GELUMPAI.ID – Legenda sepak bola Inggris, Alan Shearer, tanpa tedeng aling-aling melontarkan kritik pedas terhadap keputusan striker Manchester City, Erling Haaland, yang memilih menyerahkan tugas mengeksekusi penalti kepada Omar Marmoush dalam laga final Piala FA kontra Crystal Palace, Sabtu (17/5) malam WIB. Padahal, saat itu City tengah berupaya mengejar ketertinggalan 0-1 akibat gol Eberechi Eze.
Insiden bermula ketika wasit menunjuk titik putih setelah Bernardo Silva dilanggar Tyrick Mitchell di kotak terlarang. Haaland, yang biasanya menjadi algojo utama City, sempat memegang bola. Namun, setelah VAR mengonfirmasi pelanggaran, Haaland justru memberikan bola tersebut kepada Marmoush.
Sayang bagi City, tendangan penalti Marmoush ke sisi kanan gawang berhasil dibaca dan ditepis dengan gemilang oleh kiper Palace, Dean Henderson.
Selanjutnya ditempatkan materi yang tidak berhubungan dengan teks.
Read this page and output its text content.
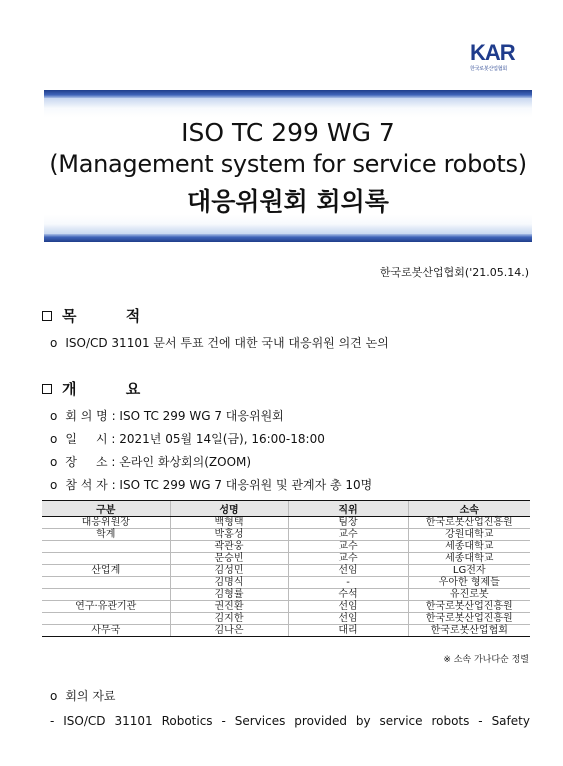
KAR
한국로봇산업협회
ISO TC 299 WG 7
(Management system for service robots)
대응위원회 회의록
한국로봇산업협회('21.05.14.)
목 적
o ISO/CD 31101 문서 투표 건에 대한 국내 대응위원 의견 논의
개 요
o 회 의 명 : ISO TC 299 WG 7 대응위원회
o 일     시 : 2021년 05월 14일(금), 16:00-18:00
o 장     소 : 온라인 화상회의(ZOOM)
o 참 석 자 : ISO TC 299 WG 7 대응위원 및 관계자 총 10명
구분	성명	직위	소속
대응위원장	백형택	팀장	한국로봇산업진흥원
학계	박홍성	교수	강원대학교
	곽관웅	교수	세종대학교
	문승빈	교수	세종대학교
산업계	김성민	선임	LG전자
	김명식	-	우아한 형제들
	김형률	수석	유진로봇
연구·유관기관	권진환	선임	한국로봇산업진흥원
	김지한	선임	한국로봇산업진흥원
사무국	김나은	대리	한국로봇산업협회
※ 소속 가나다순 정렬
o 회의 자료
- ISO/CD 31101 Robotics - Services provided by service robots - Safety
Lebih menyakitkan lagi, Henderson juga sigap menepis bola rebound dari Haaland, mempertahankan keunggulan Palace.
Keputusan Haaland ini sontak menuai sorotan tajam. Shearer, yang dikenal vokal dalam memberikan analisis, tak habis pikir dengan tindakan pemain Norwegia yang telah mencetak 30 gol di berbagai kompetisi musim ini. Beberapa pandit lain, seperti Gary Lineker dan Wayne Rooney, bahkan menduga ada instruksi dari manajer Pep Guardiola di balik keputusan tersebut. Meski catatan penalti Haaland musim ini tidak sempurna, Shearer menilai Haaland seharusnya mengambil tanggung jawab tersebut.
“Itu adalah keputusan besar dari Erling Haaland, untuk tidak menginginkan penalti itu. Jika dia cukup fit untuk bermain sejak awal, maka pasti ada alasan mental mengapa dia mengatakan tidak mau mengambilnya,” ujar Shearer dalam komentarnya di BBC Sport.
“Atau mungkin Pep yang tidak ingin dia mengambilnya. Tapi bagi saya, ini sangat mengejutkan. Tidak sama sekali [saya akan menyerahkannya]. Tidak ketika Anda berada di posisinya. Erling Haaland, dengan siapa dan apa Anda. Dia telah mencetak 30 gol musim ini,” tambahnya.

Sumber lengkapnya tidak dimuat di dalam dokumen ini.